Bob stayed silent for a long time. “That's a pretty big leap.”
“He talked about being given daily injections, that they were told they were vitamins, but the men were having negative side effects—aggression, depression, weight loss.”
“That could be a coincidence.”
“He mentioned a woman named Dr. Stynger.”
“She's dead.”
“Is she?”
“You told me you took care of it.”
“I did. Or at least I thought I did. I never went back for the body.”
“Sloppy.”
“Hardly. If I'd gone back, we all would have been caught. I saved your ass that night, as well as the senator's.”
“There has to be some kind of mistake,” said Bob.
Payton didn't know how much more proof the man needed to see the truth.

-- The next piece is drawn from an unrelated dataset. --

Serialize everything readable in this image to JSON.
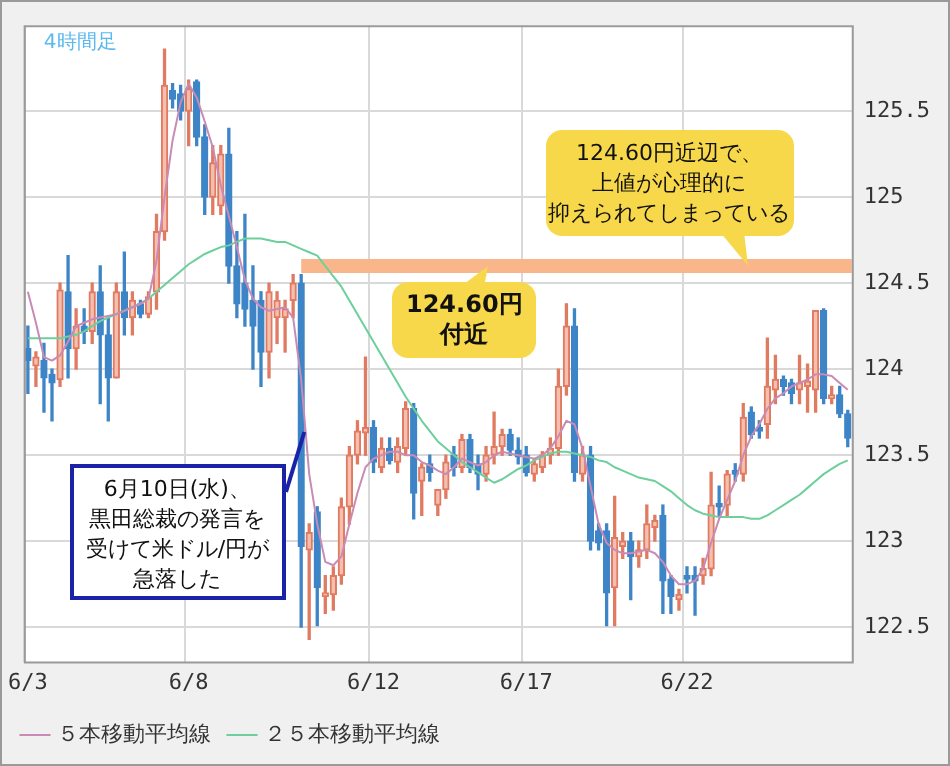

He tried to keep his voice free of irritation, but it came out clipped, anyway. “Adam Brink shows up out of nowhere, looking for people on the List. And then Bella takes those photos of that Mexican facility that looks all too familiar. Then Staite walks away from a military career and gets pumped full of drugs by a woman named Dr. Stynger? We can't chalk those things up as coincidence. We have to face this.”
“Maybe Staite was on the List. He could be having flashbacks from his childhood. Delusions. He could have gone off somewhere on his own and is writing down his memories in that journal.”
“That doesn't make sense, considering the police arrested another man here last night who has to be connected to Staite.”
Bob snorted. “How the hell do you tie them together?”
“The man arrested last night was looking for Jake's journal, which happened to be in the possession of one of our employees. She's friends with Jake, and she's not going to let this drop. She wants to look for him.”
“Was she one of ours?”
Payton knew what he was asking—if Razor had been one of the children in the Threshold Project experiments. “No. Her parents and I were friends. I never would have let that happen to her after seeing what it did to Bella.”
“I want to see this journal.”
“You'll have to come here. Bella's out of the country and I can't leave, especially not now.”